In the end, it’s about people
Dealing with cyber threats can be intimating for many in healthcare who don’t consider themselves technologists. Our post-acute customers are in the business of providing patient care, not tech systems. In addition, these customers—therapy providers, skilled nursing facilities, outpatient clinics, home health agencies and hospice providers—are managing their operations with limited staff and resources. Tech insecurity plus limited time and resources can easily lead to inaction, which can leave healthcare providers vulnerable to cyber threats. The security industry doesn’t help the matter by focusing their conversations around speeds, feeds and other tech-speak, which can make implementing even the most basic security strategies overwhelming.
We hear these concerns daily from our customers. It’s a problem, for sure, but it’s important to put the security issue into perspective. Yes, implementing firewalls, antivirus software and other security technologies is absolutely important. However, many security issues arise from something much simpler and more human—employees falling victim to hackers’ social engineering schemes that trick users into clicking where they shouldn’t. Put differently, technology protections will matter little if your facility was hacked because an employee unwittingly downloaded a virus onto your network and gave the cybercriminal access to your patient data and systems.
Education is the key to preventing a large majority of security issues that currently plague the industry. While not every attack can be prevented, the numbers are clear. Opening bad attachments in emails is still the main cause of data breaches and other security incidents (at 66%), according to the Verizon Data Breach Investigations Report. This means that to a large extent protecting your organization has nothing to do with technology. It’s about helping your employees understand how cybercriminals and other fraudsters are using everyday communication tools like email, social media or even the phone to trick them into taking an action or divulging sensitive information.
Avoiding cyber scams
Here are two common ways cybercriminals are gaining access to healthcare organizations, as outlined by the Center for Internet Security (CIS).

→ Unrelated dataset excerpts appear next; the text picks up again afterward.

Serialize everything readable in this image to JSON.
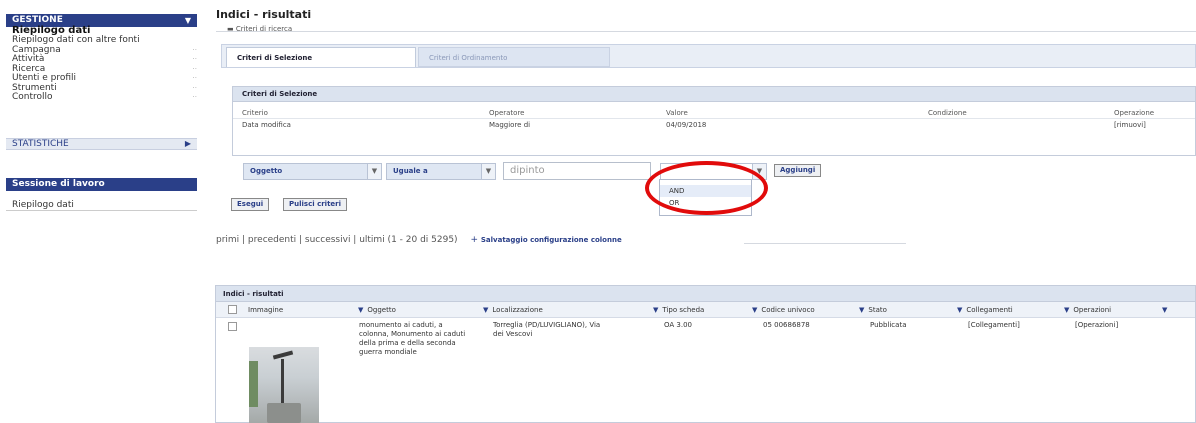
{
  "sidebar": {
    "gestione": "GESTIONE",
    "items": [
      {
        "label": "Riepilogo dati"
      },
      {
        "label": "Riepilogo dati con altre fonti"
      },
      {
        "label": "Campagna"
      },
      {
        "label": "Attività"
      },
      {
        "label": "Ricerca"
      },
      {
        "label": "Utenti e profili"
      },
      {
        "label": "Strumenti"
      },
      {
        "label": "Controllo"
      }
    ],
    "statistiche": "STATISTICHE",
    "sessione": "Sessione di lavoro",
    "sessione_item": "Riepilogo dati"
  },
  "page": {
    "title": "Indici - risultati",
    "legend": "Criteri di ricerca"
  },
  "tabs": {
    "selezione": "Criteri di Selezione",
    "ordinamento": "Criteri di Ordinamento"
  },
  "criteria": {
    "header": "Criteri di Selezione",
    "columns": [
      "Criterio",
      "Operatore",
      "Valore",
      "Condizione",
      "Operazione"
    ],
    "row": [
      "Data modifica",
      "Maggiore di",
      "04/09/2018",
      "",
      "[rimuovi]"
    ]
  },
  "filter": {
    "field": "Oggetto",
    "operator": "Uguale a",
    "value": "dipinto",
    "add_button": "Aggiungi",
    "menu_options": [
      "AND",
      "OR"
    ]
  },
  "actions": {
    "execute": "Esegui",
    "clear": "Pulisci criteri"
  },
  "pager": {
    "text": "primi | precedenti | successivi | ultimi (1 - 20 di 5295)",
    "save_config": "Salvataggio configurazione colonne"
  },
  "results": {
    "header": "Indici - risultati",
    "columns": [
      "Immagine",
      "Oggetto",
      "Localizzazione",
      "Tipo scheda",
      "Codice univoco",
      "Stato",
      "Collegamenti",
      "Operazioni"
    ],
    "row": {
      "oggetto": "monumento ai caduti, a colonna, Monumento ai caduti della prima e della seconda guerra mondiale",
      "localizzazione": "Torreglia (PD/LUVIGLIANO), Via dei Vescovi",
      "tipo": "OA 3.00",
      "codice": "05 00686878",
      "stato": "Pubblicata",
      "collegamenti": "[Collegamenti]",
      "operazioni": "[Operazioni]"
    }
  },
  "colors": {
    "navy": "#2a3f88",
    "panel_header": "#dbe3ef",
    "highlight_ring": "#e10b0b"
  }
}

- Phishing emails – These emails are designed to get a user to click on a link or open an attachment to download malware or be redirected to a website that will prompt the user to provide sensitive information, such as login credentials and passwords. Often these emails evoke a sense of urgency or other emotion to get the user to do what they want—with headlines like “you missed a delivery!” or “you’re locked out of your account, please update your record.” Spear phishing is a targeted form of phishing, where the cybercriminal sends a more personalized email that appears to come from a known or trusted source to an individual or small group of users.
- Business Email Compromise (BEC) – This is when scammers use a spoofed email or compromised account to trick employees into initiating a money transfer to an alternate (fraudulent) account. Often, the criminal has done research and pretends to be someone within your organization, such as your CFO, to get you to perform the task thinking that it was a legitimate request.

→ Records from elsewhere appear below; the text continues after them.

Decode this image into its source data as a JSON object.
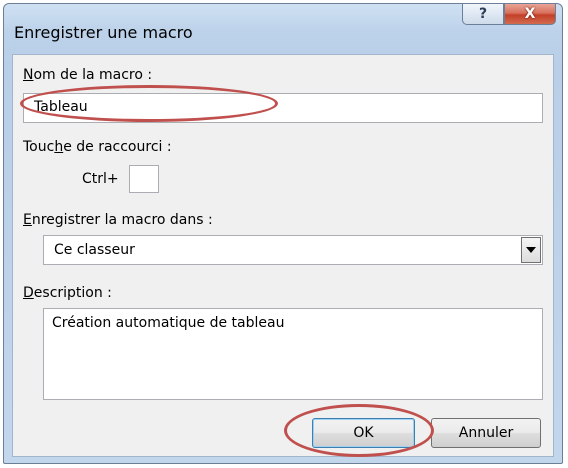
{
  "window": {
    "title": "Enregistrer une macro",
    "help_glyph": "?",
    "close_glyph": "X"
  },
  "form": {
    "macro_name": {
      "label_key": "N",
      "label_rest": "om de la macro :",
      "value": "Tableau"
    },
    "shortcut": {
      "label_pre": "Touc",
      "label_key": "h",
      "label_post": "e de raccourci :",
      "prefix": "Ctrl+",
      "value": ""
    },
    "store_in": {
      "label_key": "E",
      "label_rest": "nregistrer la macro dans :",
      "selected": "Ce classeur"
    },
    "description": {
      "label_key": "D",
      "label_rest": "escription :",
      "value": "Création automatique de tableau"
    }
  },
  "buttons": {
    "ok": "OK",
    "cancel": "Annuler"
  },
  "annotations": {
    "highlight_color": "#c0504d"
  }
}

For advice on how to help your employees avoid these tricks, consider a few of the user recommendations provided by CIS. Ultimately, the most important takeaway is that despite all the frightening headlines, there is much you can do to minimize your risk of a data breach or cyberattack. Oftentimes, the problem has more to do with how people behave—the human element—than any security technology on the market. If you can tackle the “people part” of the security equation, then you’ve already make enormous headway in preventing security problems down the road.
This should be encouraging news because perhaps more than any other type of business, healthcare providers understand the value of educating clinicians and staff to achieve optimal outcomes. In this case, the outcome is improved security.